#  Other Applications & Softwares  > Word Formatting & General >  >  Mail Merge wrong columns

## taichi56

I am using office 2007. I have a simple Excel file to import to word as a mail merge. But the mail merge is acting like it is starting at the first column and then moving forward, example.

Name: LastName, FirstName
ID: 
Date:

1   <1st>
2   <2nd>
3   <3rd>
4   <4th>
5   <5th>
6   <6th>
7   <7th>
Total Hours <TotalHours>

What is happening is the LastName, FirstName, ID and Date go in correctly. But then at the <1st> it starts with the lastName again, <2nd>FirstName <3rd>ID then <4th> starts with the next column. Cannot figure it out. Please help.

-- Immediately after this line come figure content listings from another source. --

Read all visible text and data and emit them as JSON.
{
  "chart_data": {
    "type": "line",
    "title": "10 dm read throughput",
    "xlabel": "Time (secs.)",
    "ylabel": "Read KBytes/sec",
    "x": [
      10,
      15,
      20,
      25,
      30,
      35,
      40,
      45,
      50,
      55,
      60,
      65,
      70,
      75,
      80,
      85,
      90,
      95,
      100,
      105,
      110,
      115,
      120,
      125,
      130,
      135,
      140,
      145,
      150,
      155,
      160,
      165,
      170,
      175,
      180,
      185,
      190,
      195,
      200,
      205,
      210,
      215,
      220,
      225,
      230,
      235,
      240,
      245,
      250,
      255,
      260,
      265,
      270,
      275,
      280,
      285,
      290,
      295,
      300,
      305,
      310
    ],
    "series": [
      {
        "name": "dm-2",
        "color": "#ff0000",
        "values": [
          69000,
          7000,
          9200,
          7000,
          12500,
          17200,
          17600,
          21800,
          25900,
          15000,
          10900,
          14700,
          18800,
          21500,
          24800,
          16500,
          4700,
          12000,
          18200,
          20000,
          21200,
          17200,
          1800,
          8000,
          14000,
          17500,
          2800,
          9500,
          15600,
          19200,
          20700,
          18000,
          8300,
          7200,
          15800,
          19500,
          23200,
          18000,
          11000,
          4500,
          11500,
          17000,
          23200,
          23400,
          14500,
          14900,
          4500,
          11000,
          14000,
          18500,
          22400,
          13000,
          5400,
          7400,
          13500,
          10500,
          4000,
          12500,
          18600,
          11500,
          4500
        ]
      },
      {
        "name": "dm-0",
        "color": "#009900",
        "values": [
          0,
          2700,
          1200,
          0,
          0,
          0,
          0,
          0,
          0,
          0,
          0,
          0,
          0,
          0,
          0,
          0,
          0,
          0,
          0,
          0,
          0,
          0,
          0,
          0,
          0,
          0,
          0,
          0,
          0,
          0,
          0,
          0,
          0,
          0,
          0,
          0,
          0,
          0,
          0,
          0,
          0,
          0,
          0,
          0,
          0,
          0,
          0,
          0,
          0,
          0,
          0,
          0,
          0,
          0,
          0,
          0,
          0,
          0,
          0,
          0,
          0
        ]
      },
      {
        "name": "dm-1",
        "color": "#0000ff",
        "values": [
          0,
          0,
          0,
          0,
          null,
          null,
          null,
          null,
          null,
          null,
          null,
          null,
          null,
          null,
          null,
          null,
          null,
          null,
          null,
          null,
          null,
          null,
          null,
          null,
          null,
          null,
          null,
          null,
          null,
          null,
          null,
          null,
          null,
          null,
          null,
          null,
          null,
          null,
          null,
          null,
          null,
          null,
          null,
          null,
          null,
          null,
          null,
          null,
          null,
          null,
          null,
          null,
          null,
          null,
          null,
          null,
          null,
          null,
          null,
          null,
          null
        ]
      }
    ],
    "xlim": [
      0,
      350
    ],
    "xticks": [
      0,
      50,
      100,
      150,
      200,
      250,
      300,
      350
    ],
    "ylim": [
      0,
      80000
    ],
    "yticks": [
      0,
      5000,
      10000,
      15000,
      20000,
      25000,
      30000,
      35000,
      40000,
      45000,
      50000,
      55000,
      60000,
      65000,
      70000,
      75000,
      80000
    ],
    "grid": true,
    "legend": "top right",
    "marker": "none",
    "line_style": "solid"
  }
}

Yes the Excel worksheet has the same fields inputted just like my word document.

----------


## teylyn

can you *zip up your word doc* and provide a small sample of your excel file? This will be hard to remote-troubleshoot without seeing the details

You can upload a file by clicking "Go Advanced" below and then the paper clip icon, but you must zip the word file, otherwise it will be too large to upload


cheers

----------


## taichi56

Thank you for the response. I figured it out even though I have not had this problem before. I am wondering if it is OFFICE 2007 dependent. It looks like my fields were referencing the columns starting with column A as number 1. When I changed my headers to words it worked. Example:

I made <1st> First , <2nd> Second so forth. Not sure why that happened. Do I need to change something in my options maybe?

----------